If you want to visit Mount Athos the first step is to submit a copy of your passport to the Mount Athos Pilgrims' Bureau. Each day, 100 Orthodox and 10 non-Orthodox male pilgrims are admitted for a three-night stay in one of the peninsula's 20 monasteries.

Women will not be granted a permit and must stay behind as their male friends board the ferry at one of the two closest ports.Mount Athos has barred women for more than 1,000 years - they are not allowed within 500m of the coast.

According to Dr Graham Speake, author of Mount Athos: Renewal in Paradise, a 10th Century charter states that female animals are excluded but says nothing about women because "everyone knew that women were not allowed in men's monasteries".

This was the simplest way, he says, to ensure celibacy. The thing that makes Athos different from other monasteries, he says, is that the whole peninsula "is regarded as one huge monastery".
But there is also another reason for banning women, connected with Orthodox tradition.

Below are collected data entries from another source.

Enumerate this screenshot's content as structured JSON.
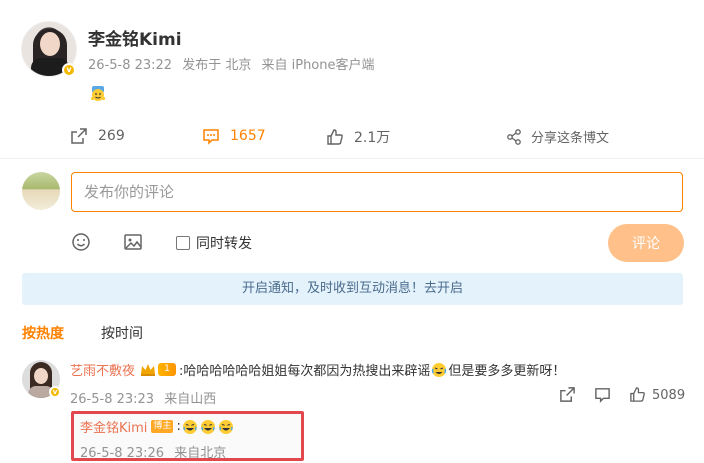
{
  "post": {
    "author": "李金铭Kimi",
    "time": "26-5-8 23:22",
    "location": "发布于 北京",
    "source": "来自 iPhone客户端"
  },
  "actions": {
    "repost_count": "269",
    "comment_count": "1657",
    "like_count": "2.1万",
    "share_label": "分享这条博文"
  },
  "composer": {
    "placeholder": "发布你的评论",
    "repost_label": "同时转发",
    "submit_label": "评论"
  },
  "notice": "开启通知，及时收到互动消息！去开启",
  "sort_tabs": [
    "按热度",
    "按时间"
  ],
  "comment": {
    "user": "艺雨不敷夜",
    "level": "1",
    "text_part1": ":哈哈哈哈哈哈姐姐每次都因为热搜出来辟谣",
    "text_part2": "但是要多多更新呀！",
    "time": "26-5-8 23:23",
    "source": "来自山西",
    "like_count": "5089"
  },
  "reply": {
    "user": "李金铭Kimi",
    "badge": "博主",
    "colon": ":",
    "time": "26-5-8 23:26",
    "source": "来自北京"
  },
  "colors": {
    "accent": "#ff8200",
    "username": "#eb7350",
    "highlight_box": "#e3484e",
    "notice_bg": "#e3f2fb"
  }
}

"One of the traditions is that the Virgin Mary was blown off course when she was trying to sail to Cyprus and landed on Mount Athos. And she liked it so much that she prayed to her son that she should be given it as her own and he agreed," says Speake. "It's still called 'the garden of the mother of God', dedicated to her glory, and she alone represents her sex on Mount Athos."

This applies to both humans and domestic animals, except for cats.

"There are a lot of cats around and it's probably a quite a good thing that there are because they are good mousers. They turn a blind eye, as it were, to the fact that there are female cats," says Speake.

Other places women are barred:
Sabarimala temple in India's south-western state of Kerala is out-of-bounds to women aged between 10 and 50 - that is, those at an age at which they could be menstruating. Campaigners are currently seeking to overturn this ban in India's Supreme Court.

Mount Omine in Japan. The area is considered a holy site by followers of Shugendo, a Japanese folk-religion, and a place where its male adherents test their faith through strenuous physical challenges.

Herbertstrasse in Hamburg's red-light district of St Pauli has signs saying: "No entrance for juveniles under 18 years of age and women."